Menurut Jamartin, tempat yang paling memungkinkan untuk lokasi pelepasliaran orangutan albino itu adalah Pulau Salat atau TN Bukit Baka Bukit Raya. Dengan begitu, dia dapat terus dipantau secara seksama. “Disana ada tim kami dan juga pemerintah yang stand by 24 jam.”

Saat ini, serangkaian observasi untuk memastikan kesehatan orangutan tersebut sedang dilakukan. Hasil pemeriksaan veses dan darahnya menunjukan orangutan tersebut mengalami infeksi cacing parasit (helminthiasis) dan dehidrasi.

“Kami sedang lakukan perawatan secara intensif. Cek pemeriksaan tuberkulosis, hepatitis, rontgen, dan kultur skultum. Kondisi nutrisinya kurang, sehingga dia lemah dan banyak infeksi penyakit,” Arga Sawung Kusuma, dokter hewan BOSF Nyaru Menteng menjelaskan.

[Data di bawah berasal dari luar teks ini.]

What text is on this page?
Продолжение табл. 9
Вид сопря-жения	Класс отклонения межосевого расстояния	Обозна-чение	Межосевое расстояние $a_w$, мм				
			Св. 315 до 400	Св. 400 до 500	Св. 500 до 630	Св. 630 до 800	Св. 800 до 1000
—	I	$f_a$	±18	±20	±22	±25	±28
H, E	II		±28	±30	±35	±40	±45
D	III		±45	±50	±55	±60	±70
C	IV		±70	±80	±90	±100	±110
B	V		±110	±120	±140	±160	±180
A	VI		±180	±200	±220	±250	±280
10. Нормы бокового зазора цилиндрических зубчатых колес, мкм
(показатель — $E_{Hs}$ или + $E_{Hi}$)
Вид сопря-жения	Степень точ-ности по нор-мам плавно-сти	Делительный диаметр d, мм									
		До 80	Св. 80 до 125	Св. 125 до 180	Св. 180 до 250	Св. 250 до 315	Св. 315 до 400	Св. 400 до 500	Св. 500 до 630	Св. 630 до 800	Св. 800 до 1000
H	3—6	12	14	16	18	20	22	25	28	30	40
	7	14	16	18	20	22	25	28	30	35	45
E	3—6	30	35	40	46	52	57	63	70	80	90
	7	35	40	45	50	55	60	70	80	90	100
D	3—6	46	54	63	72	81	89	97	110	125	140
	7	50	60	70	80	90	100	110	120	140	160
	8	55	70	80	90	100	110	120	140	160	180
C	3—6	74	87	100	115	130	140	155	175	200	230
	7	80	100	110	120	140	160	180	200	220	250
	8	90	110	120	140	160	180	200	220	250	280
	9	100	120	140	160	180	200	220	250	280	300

Orangutan ini pun mengalami dehidrasi berat. Diindikasikan karena sebelum ditangkap, orangutan ini telah seminggu keluar dari hutan dan berada di lingkungan yang kurang sehat, yaitu wilayah permukiman dan perkebunan warga.

Secara umum katanya, orangutan tersebut masih menunjukkan perilaku liar. Karenanya ia punya peluang untuk segera dilepasliarkan kembali ke alam. “Namun harus dipastikan dulu kondisi kesehatannya.”

Jikapun dilepasliarkan, pihak BOSF akan memilih lokasi yang tutupan hutannya masih lebat, sehingga akan mengurangi orangutan itu terkena intensi paparan cahaya matahari secara langsung yang kuat.